We also have a bit of shorthand around village management and policies and procedures, like GSL for general service levy. Sometimes you even forget what the abbreviation stands for. Some of it is learnt on the job but others are learnt as part of vocational training.
How does the way you use English change according to who you are speaking with at work?
You try to avoid jargon when speaking to residents and their families unless it is necessary. When helping residents and their families to access government funded services, you need to use the correct terminology so that it is clear what assessment they need to ask for so that they receive the right support, enabling the resident to maintain independence for as long as possible.
In your job, how important is non-verbal communication?
Non-verbal communication can be very important. Some residents, especially those with dementia or other disabilities (hearing loss, etc.) need to feel secure and comfortable. This can sometimes be achieved with a smile, holding their hands, supporting them while they walk or showing them where something is.
What problems would a non-native, intermediate English speaker have if they tried to do your job?

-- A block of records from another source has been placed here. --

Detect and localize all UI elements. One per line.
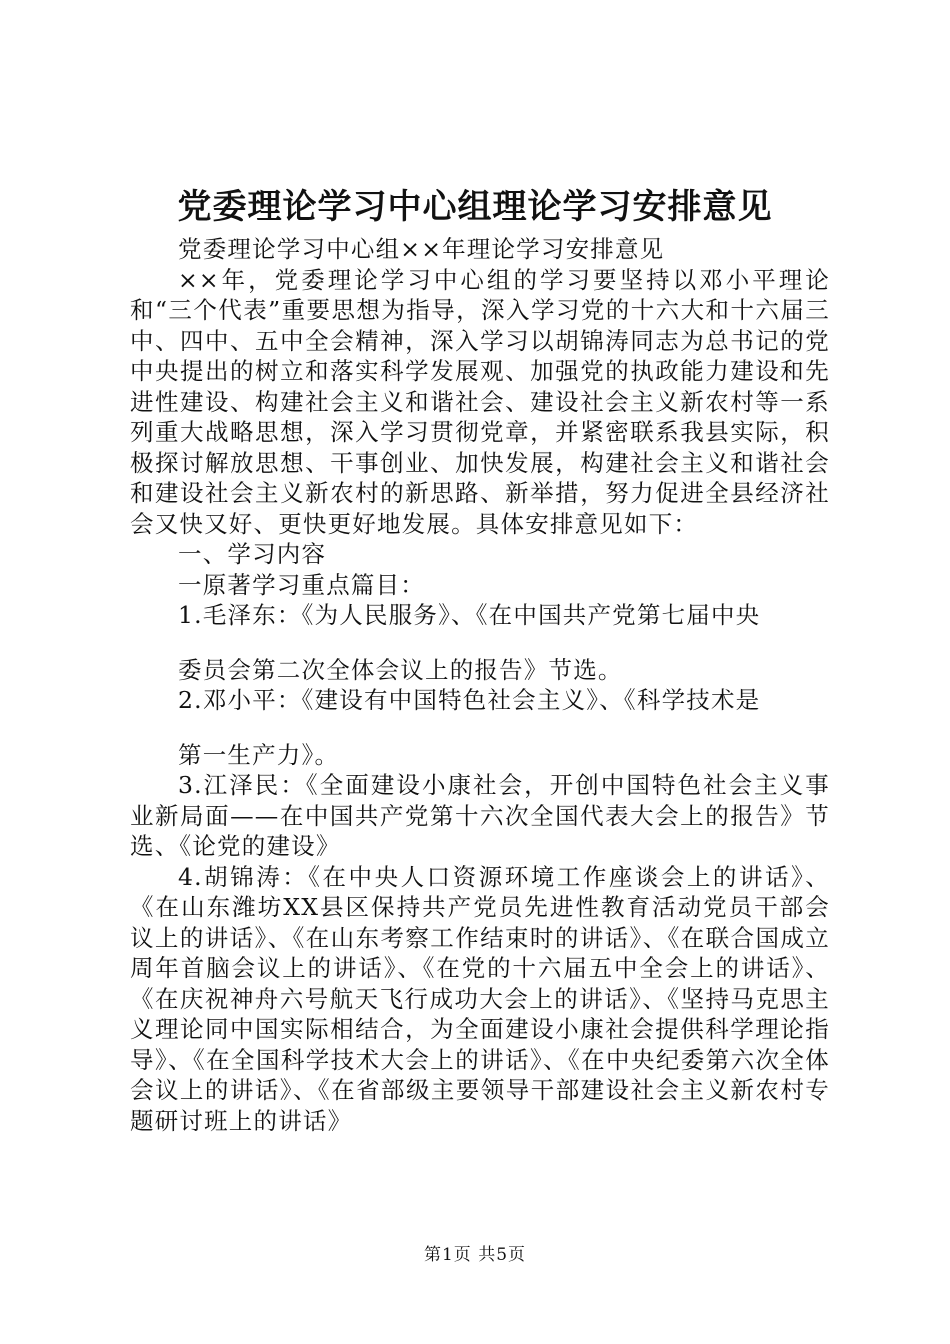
document-title: 党委理论学习中心组理论学习安排意见 <box>177 187 773 227</box>
list-item-2-line-1: 2.邓小平：《建设有中国特色社会主义》、《科学技术是 <box>178 686 761 714</box>
page-footer: 第1页 共5页 <box>423 1245 527 1265</box>
intro-paragraph: ××年，党委理论学习中心组的学习要坚持以邓小平理论和“三个代表”重要思想为指导，深入学习党的十六大和十六届三中、四中、五中全会精神，深入学习以胡锦涛同志为总书记的党中央提出的树立和落实科学发展观、加强党的执政能力建设和先进性建设、构建社会主义和谐社会、建设社会主义新农村等一系列重大战略思想，深入学习贯彻党章，并紧密联系我县实际，积极探讨解放思想、干事创业、加快发展，构建社会主义和谐社会和建设社会主义新农村的新思路、新举措，努力促进全县经济社会又快又好、更快更好地发展。具体安排意见如下： <box>130 265 830 538</box>
section-heading: 一、学习内容 <box>178 540 327 568</box>
list-item-2-line-2: 第一生产力》。 <box>178 740 340 769</box>
document-body <box>130 234 830 1136</box>
subsection-heading: 一原著学习重点篇目： <box>178 570 425 599</box>
list-item-4: 4.胡锦涛：《在中央人口资源环境工作座谈会上的讲话》、《在山东潍坊XX县区保持共产党员先进性教育活动党员干部会议上的讲话》、《在山东考察工作结束时的讲话》、《在联合国成立周年首脑会议上的讲话》、《在党的十六届五中全会上的讲话》、《在庆祝神舟六号航天飞行成功大会上的讲话》、《坚持马克思主义理论同中国实际相结合，为全面建设小康社会提供科学理论指导》、《在全国科学技术大会上的讲话》、《在中央纪委第六次全体会议上的讲话》、《在省部级主要领导干部建设社会主义新农村专题研讨班上的讲话》 <box>130 862 830 1135</box>
subtitle-paragraph: 党委理论学习中心组××年理论学习安排意见 <box>178 235 665 263</box>
list-item-1-line-2: 委员会第二次全体会议上的报告》节选。 <box>178 655 623 684</box>
list-item-1-line-1: 1.毛泽东：《为人民服务》、《在中国共产党第七届中央 <box>178 601 761 629</box>
list-item-3: 3.江泽民：《全面建设小康社会，开创中国特色社会主义事业新局面——在中国共产党第十六次全国代表大会上的报告》节选、《论党的建设》 <box>130 771 830 860</box>
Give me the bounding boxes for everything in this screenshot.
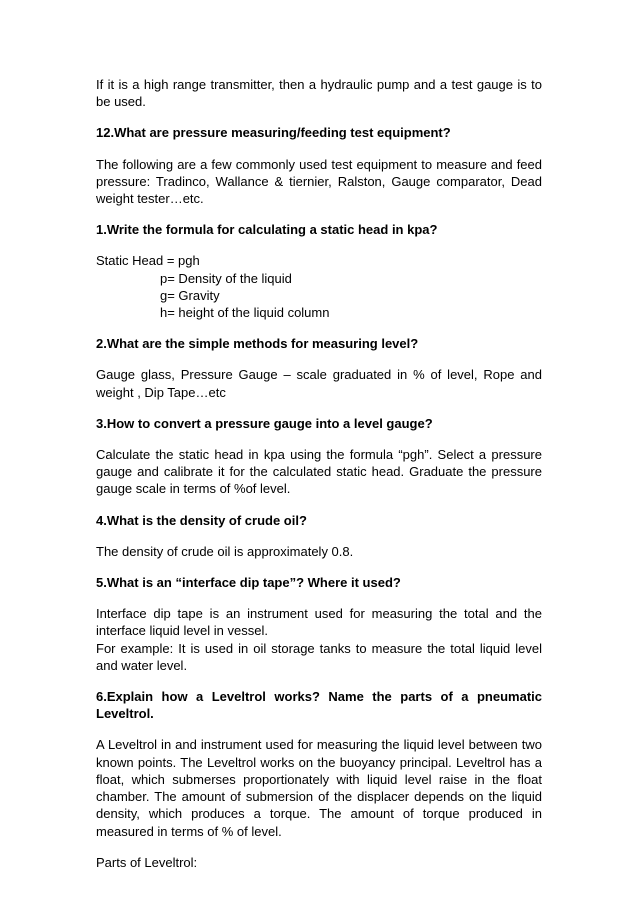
answer-12-paragraph: The following are a few commonly used test equipment to measure and feed pressure: Tradinco, Wallance & tiernier, Ralston, Gauge comparator, Dead weight tester…etc. xyxy=(96,156,542,207)
answer-2-paragraph: Gauge glass, Pressure Gauge – scale graduated in % of level, Rope and weight , Dip Tape…etc xyxy=(96,367,542,400)
parts-label: Parts of Leveltrol: xyxy=(96,854,198,870)
question-6-heading: 6.Explain how a Leveltrol works? Name the parts of a pneumatic Leveltrol. xyxy=(96,689,542,722)
formula-line: Static Head = pgh xyxy=(96,253,200,269)
answer-3-paragraph: Calculate the static head in kpa using the formula “pgh”. Select a pressure gauge and calibrate it for the calculated static head. Graduate the pressure gauge scale in terms of %of level. xyxy=(96,447,542,497)
document-body xyxy=(96,76,542,885)
answer-6-paragraph: A Leveltrol in and instrument used for measuring the liquid level between two known points. The Leveltrol works on the buoyancy principal. Leveltrol has a float, which submerses proportionately with liquid level raise in the float chamber. The amount of submersion of the displacer depends on the liquid density, which produces a torque. The amount of torque produced in measured in terms of % of level. xyxy=(96,737,542,839)
question-12-heading: 12.What are pressure measuring/feeding test equipment? xyxy=(96,125,451,141)
intro-paragraph: If it is a high range transmitter, then a hydraulic pump and a test gauge is to be used. xyxy=(96,77,542,110)
answer-1-formula xyxy=(96,252,542,321)
answer-5-line-2: For example: It is used in oil storage tanks to measure the total liquid level and water level. xyxy=(96,640,542,673)
answer-5-block xyxy=(96,605,542,674)
answer-4-paragraph: The density of crude oil is approximately 0.8. xyxy=(96,543,354,559)
formula-variable-g: g= Gravity xyxy=(160,287,220,303)
answer-5-line-1: Interface dip tape is an instrument used for measuring the total and the interface liquid level in vessel. xyxy=(96,606,542,639)
question-3-heading: 3.How to convert a pressure gauge into a level gauge? xyxy=(96,415,433,431)
question-5-heading: 5.What is an “interface dip tape”? Where it used? xyxy=(96,575,401,591)
formula-variable-p: p= Density of the liquid xyxy=(160,270,292,286)
question-2-heading: 2.What are the simple methods for measuring level? xyxy=(96,336,419,352)
question-4-heading: 4.What is the density of crude oil? xyxy=(96,512,307,528)
question-1-heading: 1.Write the formula for calculating a static head in kpa? xyxy=(96,222,438,238)
formula-variable-h: h= height of the liquid column xyxy=(160,305,330,321)
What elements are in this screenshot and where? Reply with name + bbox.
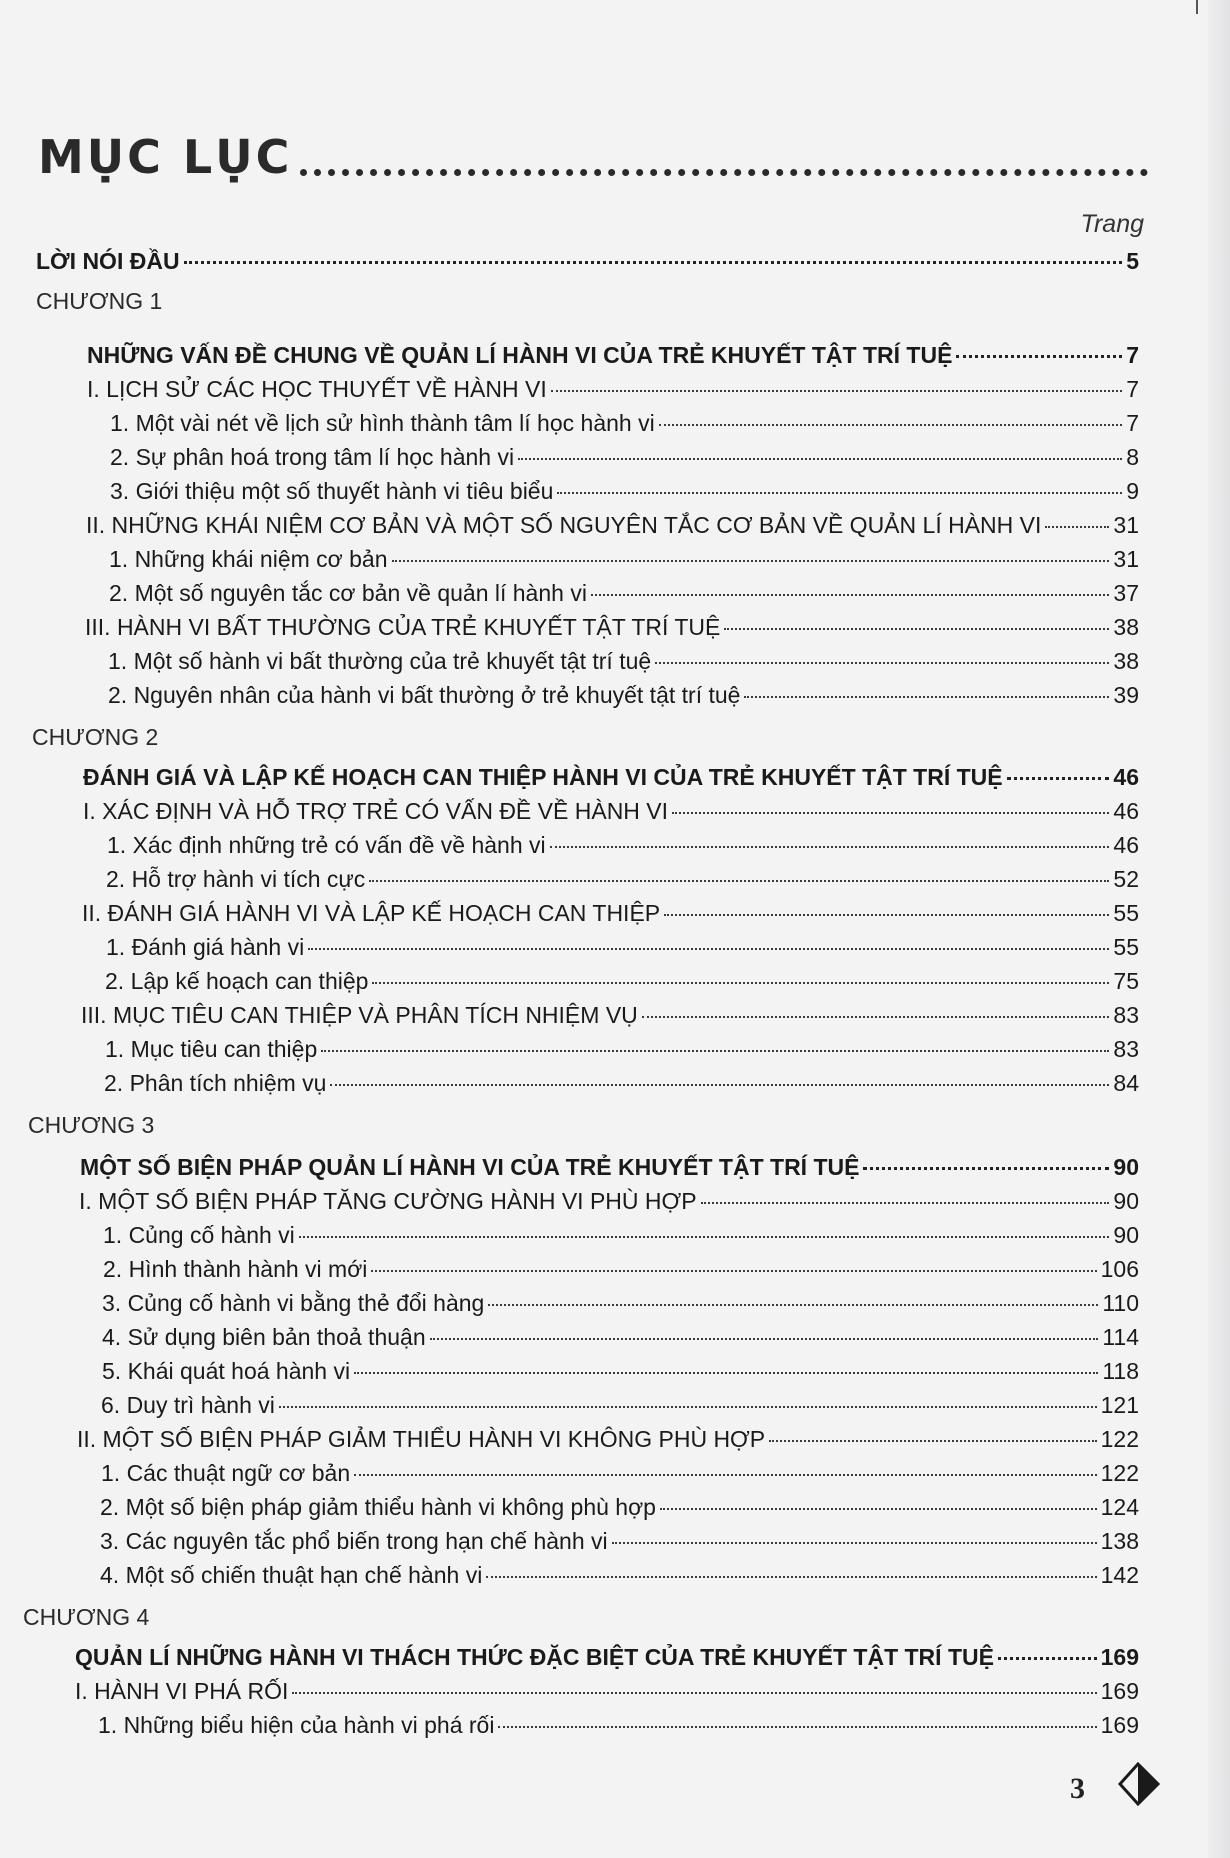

A non-native, intermediate English speaker would be able to do my job but there could be issues with making themselves easily understood. Older ears/brains don’t adapt to different accents easily. The written aspects of the job can be learnt, and there is always a team member you can ask.
And now for a few fun questions…
What did you want to be when you were growing up?
A mortician or a meat inspector, but there wasn’t much support/encouragement for girls to do that sort of thing when I was growing up.
What do you consider your greatest achievement?
Apart from having two lovely girls, my greatest achievements were living as an exchange student on Bornholm Island, in Denmark in 1981 and working as a peace monitor on Bougainville, Papua New Guinea, for six months in 1999.
Where do you see yourself in 5 years?
Retired from paid work and having time to do all the things I don’t get to do now.